Ci faryzeusze, którzy byli pod wpływem szatana, próbowali zdyskredytować Pana Jezusa, skupiając się na mniej istotnych zagadnieniach, aby w ten sposób zapobiec głoszeniu tych prawd, które są najważniejsze, ponieważ dzięki nim można poznać prawdę o Bogu. Nie chodzi tu o doktryny i poglądy, ale taką znajomość Boga, która ma moc zmiany naszych serc i charakterów.

Szatan nie tylko atakuje prawdę, rozpowszechniając wśród nas kłamstwa o Bogu. Szatan walczy też z tymi ludźmi, którzy opowiadają innym prawdę o Bogu. Tak jak kiedyś próbował zepsuć reputację jaką wśród wielu ludzi miał Pan Jezus, tak samo robi to z tymi, którzy dzisiaj pokazują ludziom prawdziwego Boga. Analizując dyskusje toczące się wśród chrześcijan, bardzo często można odkryć ten sam sposób działania, który ujawniał się podczas dyskusji Pana Jezusa z faryzeuszami.

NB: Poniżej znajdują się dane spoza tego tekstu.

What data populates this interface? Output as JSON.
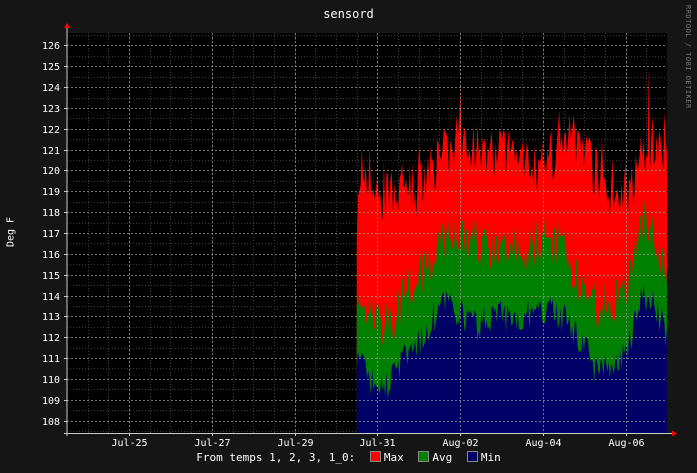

Dlatego bardzo ważne jest, abyśmy pamiętali o bardzo dobrej radzie udzielonej nam przez Boga za pośrednictwem Ducha Proroctwa. Nie ulegajmy pokusie kontynuowania dyskusji z tymi, którzy zachowują się jak faryzeusze. Pan Jezus dał nam przykład, który powinien być dla nas wzorem. Pan Jezus nie unikał dyskusji z faryzeuszami, ale po przekazaniu im prawd, które wywierały wpływ na ich umysły i serca, nie kontynuował dyskusji, gdy faryzeusze nie chcieli ulec temu wpływowi. Kiedy Pan Jezus w synagodze wyjaśnił faryzeuszom, że nie rozumieją właściwie przykazania o zachowywaniu sabatu, po prostu wyszedł z synagogi i nie kontynuował teologicznej dyskusji, ale swoimi czynami pokazał wszystkim patrzącym na Niego ludziom, jaka jest Prawda i jaką mocą dokonywał wszystkich cudów. To najlepszy możliwy sposób aby obnażyć kłamstwa szatana.